The Very Hungry Caterpillar is in children’s books terms, a classic. The short and simple story has sold more than 33 million copies and has been translated into more than 50 languages. The popular picture book story tells the tale of a very small and very hungry caterpillar that sets out on a quest to eat through different foods until his hunger is satisfied. Once full, the caterpillar weaves a cocoon around himself before transforming into a beautiful butterfly two weeks later. The colourful illustrations of various fruits and foods as well as the appealing little holes in the foods the caterpillar has eaten make this book such a popular hit for young children.

As well as the memorable appeal to place holes in the caterpillars food -as a kind of interactive addition to the book- and the way that the pages for the first five days are different sizes to correspond with the number of pieces of food the caterpillar eats, the striking and colourful collage illustrations are what I like most of all. Carle used hand-painted papers, which he cut, layered and shaped to create his colourful artwork capable of engaging even the youngest child. The double-page picture of the butterfly at the end of the book is a particular explosion of colour and serves as a vibrant celebration of the beauty of nature.

Although short and simple The Very Hungry Caterpillar is full of learning opportunities from days of the week, to counting, to transformation, and although the book has become a favourite throughout age ranges the book is best served with the early year’s group and younger readers. The simple words are easy enough for a small child to understand the story line and for a beginning reader or English Language Learner to get through with little difficulty. Also, the bold and colourful pictures tell the story in complement to the simple wording.
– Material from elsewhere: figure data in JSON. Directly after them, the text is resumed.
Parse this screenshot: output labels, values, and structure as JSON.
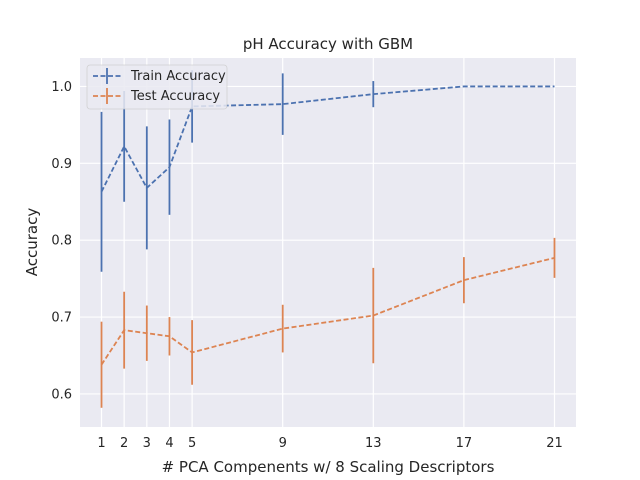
{
  "chart_data": {
    "type": "line",
    "title": "pH Accuracy with GBM",
    "xlabel": "# PCA Compenents w/ 8 Scaling Descriptors",
    "ylabel": "Accuracy",
    "x": [
      1,
      2,
      3,
      4,
      5,
      9,
      13,
      17,
      21
    ],
    "x_tick_labels": [
      "1",
      "2",
      "3",
      "4",
      "5",
      "9",
      "13",
      "17",
      "21"
    ],
    "y_ticks": [
      0.6,
      0.7,
      0.8,
      0.9,
      1.0
    ],
    "y_tick_labels": [
      "0.6",
      "0.7",
      "0.8",
      "0.9",
      "1.0"
    ],
    "xlim": [
      0.05,
      21.95
    ],
    "ylim": [
      0.557,
      1.037
    ],
    "grid": true,
    "legend_position": "top-left",
    "series": [
      {
        "name": "Train Accuracy",
        "color": "#4c72b0",
        "values": [
          0.863,
          0.922,
          0.868,
          0.895,
          0.974,
          0.977,
          0.99,
          1.0,
          1.0
        ],
        "errors": [
          0.104,
          0.072,
          0.08,
          0.062,
          0.047,
          0.04,
          0.017,
          0.0,
          0.0
        ]
      },
      {
        "name": "Test Accuracy",
        "color": "#dd8452",
        "values": [
          0.638,
          0.683,
          0.679,
          0.675,
          0.654,
          0.685,
          0.702,
          0.748,
          0.777
        ],
        "errors": [
          0.056,
          0.05,
          0.036,
          0.025,
          0.042,
          0.031,
          0.062,
          0.03,
          0.026
        ]
      }
    ]
  }
}
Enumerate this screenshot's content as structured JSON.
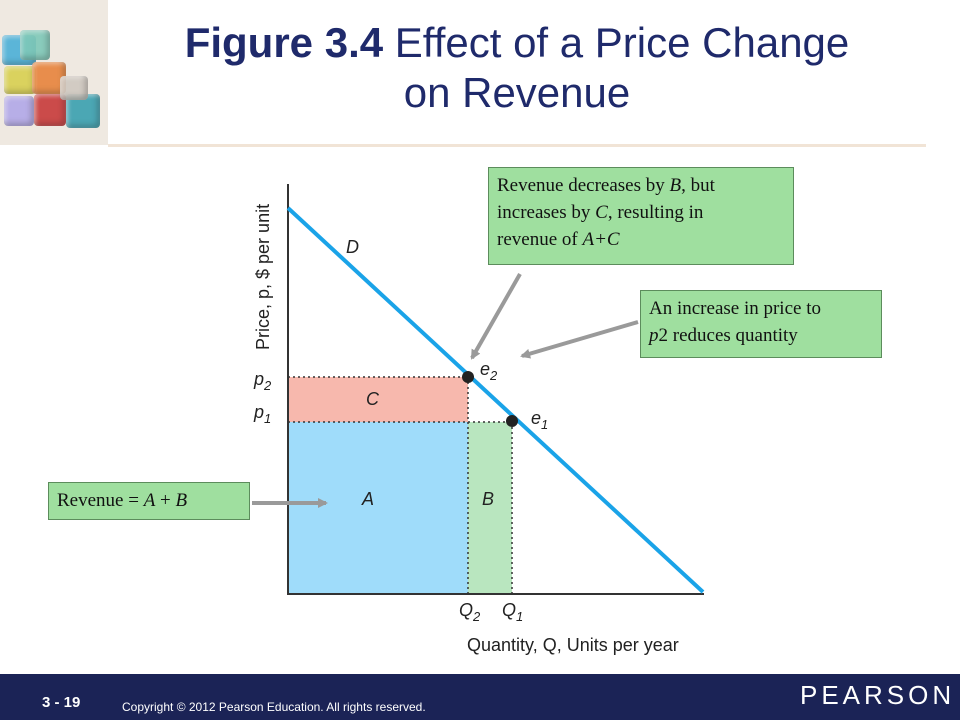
{
  "slide": {
    "title_bold": "Figure 3.4",
    "title_rest_line1": "Effect of a Price Change",
    "title_line2": "on Revenue",
    "page_number": "3 - 19",
    "copyright": "Copyright © 2012  Pearson Education. All rights reserved.",
    "brand": "PEARSON"
  },
  "colors": {
    "demand_line": "#1aa3e8",
    "area_A": "#9fdcfa",
    "area_B": "#b9e6bf",
    "area_C": "#f7b8ad",
    "callout_bg": "#9fdf9f",
    "title": "#1f2a6b",
    "footer": "#1b2356"
  },
  "chart_data": {
    "type": "diagram",
    "ylabel": "Price, p, $ per unit",
    "xlabel": "Quantity, Q, Units per year",
    "demand_label": "D",
    "y_ticks": [
      "p2",
      "p1"
    ],
    "x_ticks": [
      "Q2",
      "Q1"
    ],
    "points": [
      {
        "label": "e2",
        "price": "p2",
        "quantity": "Q2"
      },
      {
        "label": "e1",
        "price": "p1",
        "quantity": "Q1"
      }
    ],
    "areas": [
      {
        "label": "A"
      },
      {
        "label": "B"
      },
      {
        "label": "C"
      }
    ]
  },
  "callouts": {
    "top": {
      "line1": "Revenue decreases by ",
      "b": "B",
      "line1b": ", but",
      "line2a": "increases by ",
      "c": "C",
      "line2b": ", resulting in",
      "line3a": "revenue of ",
      "ac": "A+C"
    },
    "right": {
      "line1": "An increase in price to",
      "p2": "p",
      "p2sub": "2",
      "line2b": " reduces quantity"
    },
    "left": {
      "text_a": "Revenue = ",
      "a": "A",
      "plus": " + ",
      "b": "B"
    }
  }
}
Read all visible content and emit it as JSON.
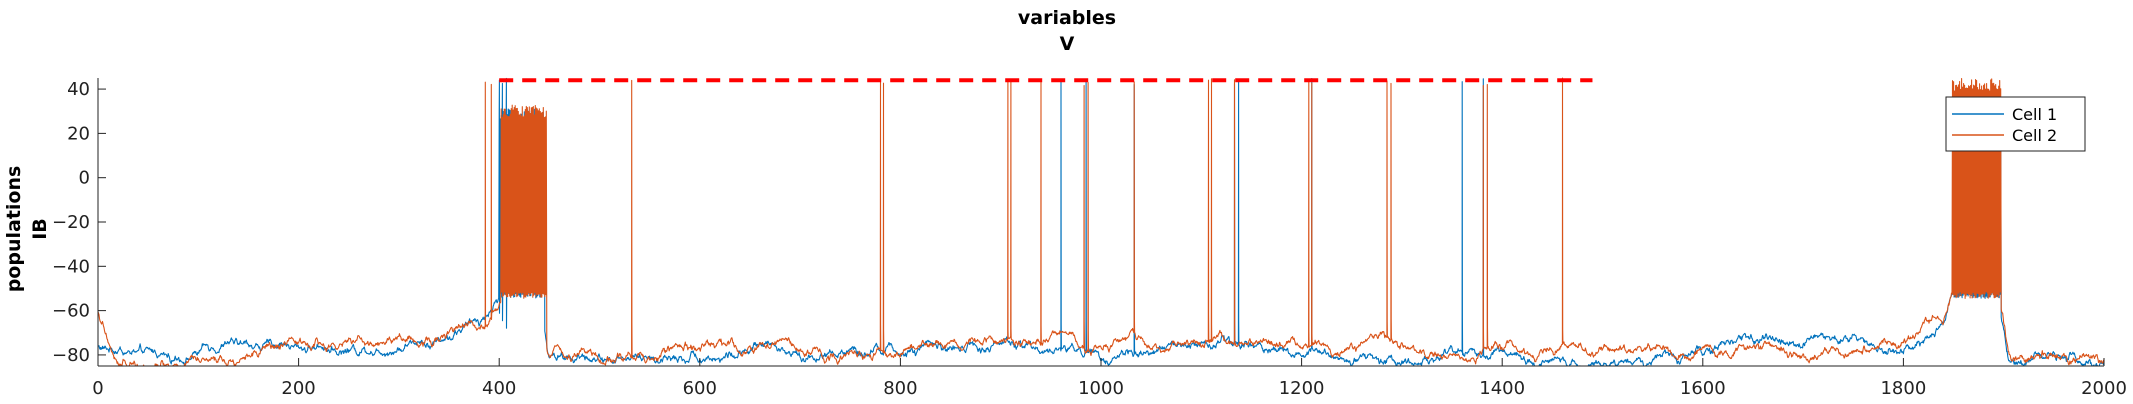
{
  "chart_data": {
    "type": "line",
    "title": [
      "variables",
      "V"
    ],
    "ylabel": [
      "populations",
      "IB"
    ],
    "xlabel": "",
    "xlim": [
      0,
      2000
    ],
    "ylim": [
      -85,
      45
    ],
    "xticks": [
      0,
      200,
      400,
      600,
      800,
      1000,
      1200,
      1400,
      1600,
      1800,
      2000
    ],
    "yticks": [
      -80,
      -60,
      -40,
      -20,
      0,
      20,
      40
    ],
    "grid": false,
    "legend_position": "top-right",
    "threshold_line": {
      "y": 44,
      "x_start": 400,
      "x_end": 1490,
      "color": "#ff0000",
      "style": "dashed"
    },
    "series": [
      {
        "name": "Cell 1",
        "color": "#0072bd",
        "baseline": [
          [
            0,
            -76
          ],
          [
            50,
            -80
          ],
          [
            100,
            -78
          ],
          [
            200,
            -77
          ],
          [
            300,
            -74
          ],
          [
            350,
            -70
          ],
          [
            385,
            -65
          ],
          [
            400,
            -55
          ],
          [
            440,
            -53
          ],
          [
            450,
            -80
          ],
          [
            500,
            -82
          ],
          [
            600,
            -80
          ],
          [
            700,
            -79
          ],
          [
            800,
            -79
          ],
          [
            900,
            -76
          ],
          [
            1000,
            -78
          ],
          [
            1100,
            -76
          ],
          [
            1200,
            -77
          ],
          [
            1300,
            -79
          ],
          [
            1400,
            -80
          ],
          [
            1500,
            -79
          ],
          [
            1600,
            -78
          ],
          [
            1700,
            -74
          ],
          [
            1800,
            -74
          ],
          [
            1840,
            -70
          ],
          [
            1850,
            -55
          ],
          [
            1895,
            -53
          ],
          [
            1905,
            -80
          ],
          [
            1950,
            -82
          ],
          [
            2000,
            -84
          ]
        ],
        "spikes": [
          400,
          403,
          407,
          960,
          985,
          1033,
          1133,
          1137,
          1210,
          1360,
          1381
        ],
        "bursts": [
          [
            400,
            445,
            28
          ],
          [
            1850,
            1897,
            30
          ]
        ]
      },
      {
        "name": "Cell 2",
        "color": "#d95319",
        "baseline": [
          [
            0,
            -60
          ],
          [
            20,
            -84
          ],
          [
            60,
            -78
          ],
          [
            100,
            -80
          ],
          [
            200,
            -79
          ],
          [
            300,
            -76
          ],
          [
            350,
            -72
          ],
          [
            385,
            -66
          ],
          [
            400,
            -55
          ],
          [
            440,
            -53
          ],
          [
            450,
            -79
          ],
          [
            500,
            -80
          ],
          [
            600,
            -79
          ],
          [
            700,
            -78
          ],
          [
            800,
            -78
          ],
          [
            900,
            -74
          ],
          [
            1000,
            -76
          ],
          [
            1100,
            -75
          ],
          [
            1200,
            -76
          ],
          [
            1300,
            -78
          ],
          [
            1400,
            -79
          ],
          [
            1500,
            -79
          ],
          [
            1600,
            -79
          ],
          [
            1700,
            -76
          ],
          [
            1800,
            -74
          ],
          [
            1840,
            -68
          ],
          [
            1850,
            -55
          ],
          [
            1895,
            -53
          ],
          [
            1905,
            -80
          ],
          [
            1950,
            -83
          ],
          [
            2000,
            -84
          ]
        ],
        "spikes": [
          386,
          392,
          532,
          780,
          783,
          907,
          910,
          940,
          983,
          987,
          1033,
          1107,
          1110,
          1133,
          1207,
          1210,
          1285,
          1289,
          1381,
          1385,
          1460
        ],
        "bursts": [
          [
            402,
            447,
            30
          ],
          [
            1849,
            1897,
            42
          ]
        ]
      }
    ]
  }
}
The very hungry caterpillar could be used to read to the whole class in a classroom. The story could aid or promote discussion on a number of topics such as counting skills (foods accumulate increasingly), the days of the week, nutrition (the best food for the caterpillar is the leaf, not the candy, cake, etc. or why we can't eat chocolate and sweets all day long), science (metamorphosis of the caterpillar to butterfly), and shapes (foods).